Sustainable [4 max]:
recycling of SDW will reduce CO2 from decomposition, reducing EF;
recycling of SDW will reduce space required for landfill, reducing EF;
vertical farming increases biocapacity / repurposing brownfield sites/empty industrial buildings means land does not need to be cleared for agriculture (increasing sustainability)/increases productive land area;
urban agriculture reduces importation of food which reduces carbon dioxide emissions from transportation;
no pesticides means a reduction in toxification of soil/water, increasing sustainability;
bee-keeping helps protect/raise healthy bees which are needed for biodiversity of plants;
reduction in water use for vertical farming increases sustainability;
air pollution control measures will reduce negative impact on human health and vegetation;
large amount of green space/habitat for biodiversity;
aiming to produce 15 % of energy from renewable, local sources, which increases sustainability/reduces EF;
deer are managed to ensure environment remains healthy;
money raised from selling deer meat goes to conservation increasing sustainability/protection of habitat;
there are over 8 million trees/47 % is classified as green space, providing oxygen /acting as a carbon sink/trees clean air of pollutants, which increases sustainability;
Not sustainable [4 max]:
EF is larger than biocapacity, which means it is not sustainable;
recycling requires energy and produces air pollution, which increases EF;
low recycling rates (compared to rest of UK)/lower than 35 %, so not sustainable / only paper and glass have more than 50 % recycled;
growth in population will increase demand for land (housing) and energy, so improvements may be counteracted by increased population;
green spaces are fragmented / green spaces are divided by urban barriers, so wildlife cannot move freely between habitats;
central London suffers from high levels of air pollution, which is not sustainable;
deer numbers rise rapidly and then crash, suggesting numbers are exceeding carrying capacity, which is not sustainable/habitat is being damaged;
only aiming for 15 % energy from renewables, which isn’t using resources wisely;
Conclusion [1 max]: While many aspects of the urban management of London contribute to its sustainability such as use of vertical farming that helps to conserve water, the vast population in a relatively small area means that its environmental footprint far exceeds the area of the city.
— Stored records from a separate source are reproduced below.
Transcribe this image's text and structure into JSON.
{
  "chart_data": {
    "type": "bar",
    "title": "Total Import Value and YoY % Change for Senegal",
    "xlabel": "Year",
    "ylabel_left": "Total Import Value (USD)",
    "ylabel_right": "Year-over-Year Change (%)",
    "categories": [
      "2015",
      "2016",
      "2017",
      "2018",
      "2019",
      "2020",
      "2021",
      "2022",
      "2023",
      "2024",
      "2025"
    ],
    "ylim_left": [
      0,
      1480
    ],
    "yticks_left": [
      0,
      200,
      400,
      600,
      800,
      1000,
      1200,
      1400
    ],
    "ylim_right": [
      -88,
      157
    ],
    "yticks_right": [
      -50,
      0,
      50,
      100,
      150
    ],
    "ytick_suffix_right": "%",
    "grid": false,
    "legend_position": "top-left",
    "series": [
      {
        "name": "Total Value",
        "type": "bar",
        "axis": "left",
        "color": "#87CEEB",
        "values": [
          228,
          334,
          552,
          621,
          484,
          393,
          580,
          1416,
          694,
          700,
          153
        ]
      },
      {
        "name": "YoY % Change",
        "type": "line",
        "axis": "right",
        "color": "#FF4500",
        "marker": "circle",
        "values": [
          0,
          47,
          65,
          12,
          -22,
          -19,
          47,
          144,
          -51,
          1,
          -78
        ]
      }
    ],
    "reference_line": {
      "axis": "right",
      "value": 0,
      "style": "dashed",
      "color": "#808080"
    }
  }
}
Outline how climate change may affect the availability of freshwater resources.
[2]b.
ncreased temperatures/evaporation may lead to increased loss of soil water/aridity/desertification;
increased temperatures/evaporation may cause loss/salination of water supplies lakes etc;
changes in precipitation/increased frequency of El Nino events may lead to increase/decrease of water supply/droughts;
rising sea levels may lead to inundation/salination of ground water;
increased temperatures may cause melting of glaciers/ice caps leading to increase/decrease of water availability (i.e. by increased input to lakes/run-off to oceans).
Outline two reasons why loam soils are the most productive for plant growth.
because it is a good balance of sand and clay avoiding each of their more negative qualities;
not prone to waterlogging / has good drainage (compared to clay);
allows easy root penetration / workability (compared to clay);
allows good aeration / oxygen supply to roots (compared to clay);
stable / not prone to wind erosion (compared to sand);
retains moisture (compared to sand);
retains nutrients/minerals (compared to sand).